Diese Aufgabestellung bot den Schülern ausreichend Freiraum, so dass jeder den eigenen Möglichkeiten, der Begabung und dem Ehrgeiz entsprechend den Anforderungen gerecht werden konnte. Das Spektrum reichte von sehr detaillierten Dialogen, wo keine Aussage der Personen ausgelassen wurde, bis zu Beschreibungen, die auf das Wesentliche reduziert waren, ohne dass die Handlung abriss, von sprachlich genauen, fast wortgetreuen Wiedergaben, bis zu Dialogen in eigenem Wortlaut.

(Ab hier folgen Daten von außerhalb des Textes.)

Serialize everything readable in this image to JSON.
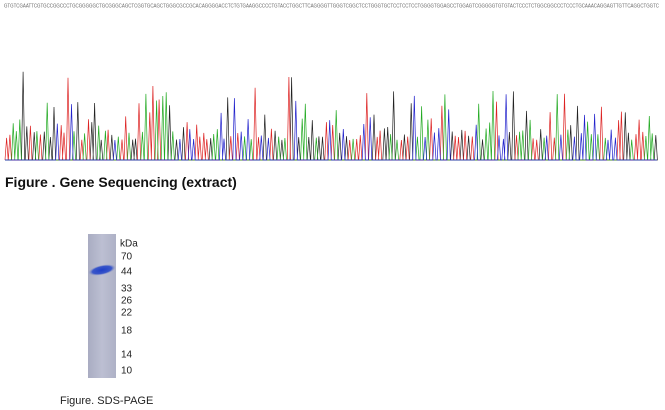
{
  "sequencing": {
    "sequence": "GTGTCGAATTCGTGCCGGCCCTGCGGGGGCTGCGGGCAGCTCGGTGCAGCTGGGCGCCGCACAGGGGACCTCTGTGAAGGCCCCTGTACCTGGCTTCAGGGGTTGGGTCGGCTCCTGGGTGCTCCTCCTCCTGGGGTGGAGCCTGGAGTCGGGGGTGTGTACTCCCTCTGGCGGCCCTCCCTGCAAACAGGAGTTGTTCAGGCTGGTC",
    "caption": "Figure . Gene Sequencing (extract)"
  },
  "gel": {
    "unit": "kDa",
    "markers": [
      "70",
      "44",
      "33",
      "26",
      "22",
      "18",
      "14",
      "10"
    ],
    "caption": "Figure. SDS-PAGE"
  }
}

Den Unterricht begannen wir mit dem Erarbeiten des am Vortag Gesehenen. Neben inhaltlichen Fragen besprachen wir unsere persönlichen Eindrücke, Interpretationen und Deutungen. Die Gespräche führten wir vorwiegend auf Russisch. Dabei konnten die Schüler, die gefehlt oder nicht alles verstanden hatten, das Geschehene aus dem Klassengespräch erschließen und danach – wenn es für sie notwendig war – nochmals die entsprechenden Szenen anschauen. Unverzichtbar war die Wortschatzarbeit, denn ohne Vokabeln und idiomatische Ausdrücke war das Verständnis des Films nicht zu erreichen.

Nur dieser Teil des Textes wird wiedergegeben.